Speaking of Martin Luther King Jr Day . . .

 

The Obama Administration — having successfully pretended to be a friend to the People — instead entrenched and expanded:

 

 

(a) George W. Bush and Dick Cheney's paranoidly fear-based (totalitarian) surveillance and murder systems,

 

as well as

 

(b) the bigoted Oligarchy that defines the United States.

                                                                

 

Riding on this anti-democratic series of First Black President accomplishments

 

President-elect Donald Trump is obviously comfortable being even more publicly fascist than the string of corporatist power mongers who preceded him.

 

This is not what the assassinated Reverend King and Mahatma Gandhi were aiming for.

 

 

Dr.
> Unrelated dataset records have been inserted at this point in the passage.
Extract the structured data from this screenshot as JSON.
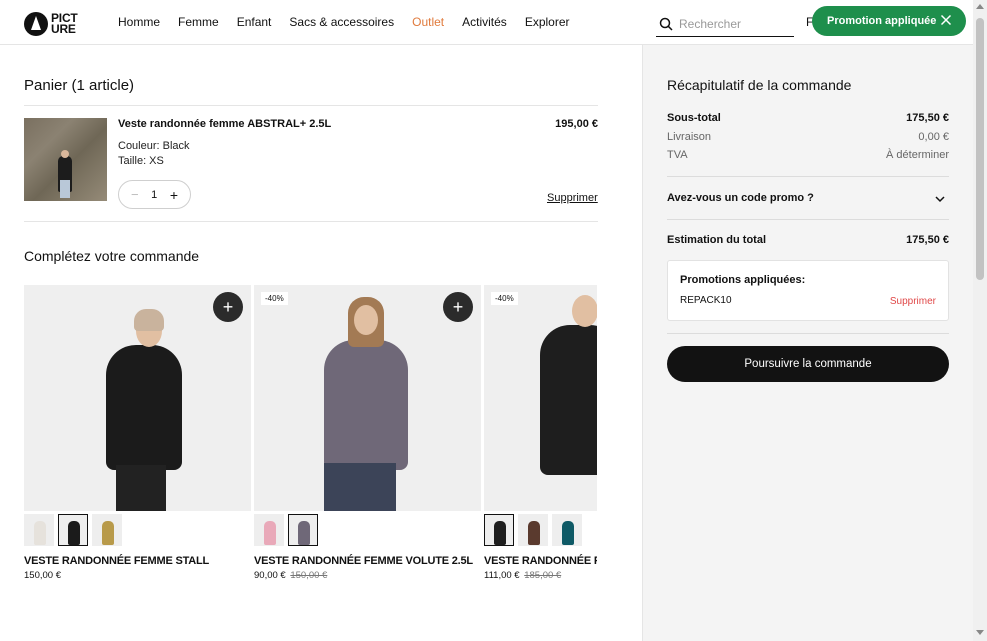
{
  "header": {
    "logo_text": "PICT URE",
    "nav": [
      {
        "label": "Homme"
      },
      {
        "label": "Femme"
      },
      {
        "label": "Enfant"
      },
      {
        "label": "Sacs & accessoires"
      },
      {
        "label": "Outlet"
      },
      {
        "label": "Activités"
      },
      {
        "label": "Explorer"
      }
    ],
    "search_placeholder": "Rechercher",
    "extra_text": "F",
    "toast_text": "Promotion appliquée",
    "outlet_color": "#e07a3c",
    "toast_color": "#1e8f4c"
  },
  "cart": {
    "title": "Panier (1 article)",
    "item": {
      "name": "Veste randonnée femme ABSTRAL+ 2.5L",
      "price": "195,00 €",
      "color": "Couleur: Black",
      "size": "Taille: XS",
      "quantity": "1",
      "minus": "−",
      "plus": "+",
      "remove": "Supprimer"
    }
  },
  "recommendations": {
    "title": "Complétez votre commande",
    "products": [
      {
        "name": "VESTE RANDONNÉE FEMME STALL",
        "price": "150,00 €",
        "old_price": "",
        "badge": "",
        "add": "+"
      },
      {
        "name": "VESTE RANDONNÉE FEMME VOLUTE 2.5L",
        "price": "90,00 €",
        "old_price": "150,00 €",
        "badge": "-40%",
        "add": "+"
      },
      {
        "name": "VESTE RANDONNÉE FEMME FREEL",
        "price": "111,00 €",
        "old_price": "185,00 €",
        "badge": "-40%",
        "add": ""
      }
    ]
  },
  "summary": {
    "title": "Récapitulatif de la commande",
    "subtotal_label": "Sous-total",
    "subtotal_value": "175,50 €",
    "shipping_label": "Livraison",
    "shipping_value": "0,00 €",
    "tax_label": "TVA",
    "tax_value": "À déterminer",
    "promo_question": "Avez-vous un code promo ?",
    "total_label": "Estimation du total",
    "total_value": "175,50 €",
    "promos_title": "Promotions appliquées:",
    "promo_code": "REPACK10",
    "promo_remove": "Supprimer",
    "checkout_label": "Poursuivre la commande",
    "remove_color": "#e04848"
  }
}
King's legacy — has been kitten-ized by the Rich White Clan

 

Reverend King was more radically opposed to injustices everywhere than most Americans want to remember. And his proposed solutions were farther outside our predatory capitalist system than Oligarchs and plutocrat-wannabes are comfortable with.

 

Consequently, the ruling group and its millions of enablers pretend that Dr. King was milder than he actually was.

 

Intentionally propagandizing the uncomfortable prickles off Dr. King's legacy has deflated his social movement for fairness.

 

 

The most critical rule of social upheaval is this one

 

If they don't think that you can kick their faces in, they won't listen to you.

 

Chris Hedges' (below) words ring true to me:

 

 

Politics is a game of fear. Those who do not have the ability to make power elites afraid do not succeed.

 

All of the movements that opened up the democratic space in America—the abolitionists, the suffragists, the labor movement, the communists, the socialists, the anarchists and the civil rights movement—developed a critical mass and militancy that forced the centers of power to respond.

 

The platitudes about justice, equality and democracy are just that. Only when power becomes worried about its survival does it react. Appealing to its better nature is useless. It doesn’t have one.

 

© 2017 Chris Hedges, Building the Institutions for Revolt, TruthDig (15 January 2017) (paragraph split)

 

 

The moral? — Remove the propagandized MLK kitten — replace the tiger

 

Malcolm X thought so, too. He was also assassinated.

 

See a pattern?

 

If we are alone, or few, in seeking justice and fair equity, we become targets. If a just society is what we want, we will have to take it — as an aroused populace that cuts across narrow lines of self-interest. A few dozen patriots, by themselves, won't do the Reversed Oligarchy trick.

 

As Chris Hedges and Michael Gecan indicate, organized and heterogeneously composed groups could retract the sneaked permissions that bigots and oligarchs use to impose their self-profiting oppressions.

 

However, being historically attuned and (therefore) of non-pacifistic (ex-cop) mind, I think that Chairman Mao probably got it right with his statement that — "Political power grows out of the barrel of a gun."

 

Were I a free society strategist, I would probably make the Second Amendment less frivolously useless (in this endeavor) than it has been in American life so far. There are better uses for that bit of the Constitution than killing schoolchildren and shaving one's swastika-encumbered head in its support.

 

The bottom line, sociologically, is that — If they don't think you are willing to stick a saber into their repression-dispensing ways, they won't listen to you.

 

Therefore, a noticeable proportion of the United States' 322 million repressed sheep must become wolves.

 

This conversion in political temperament is always the hard part in keeping Liberty equitable.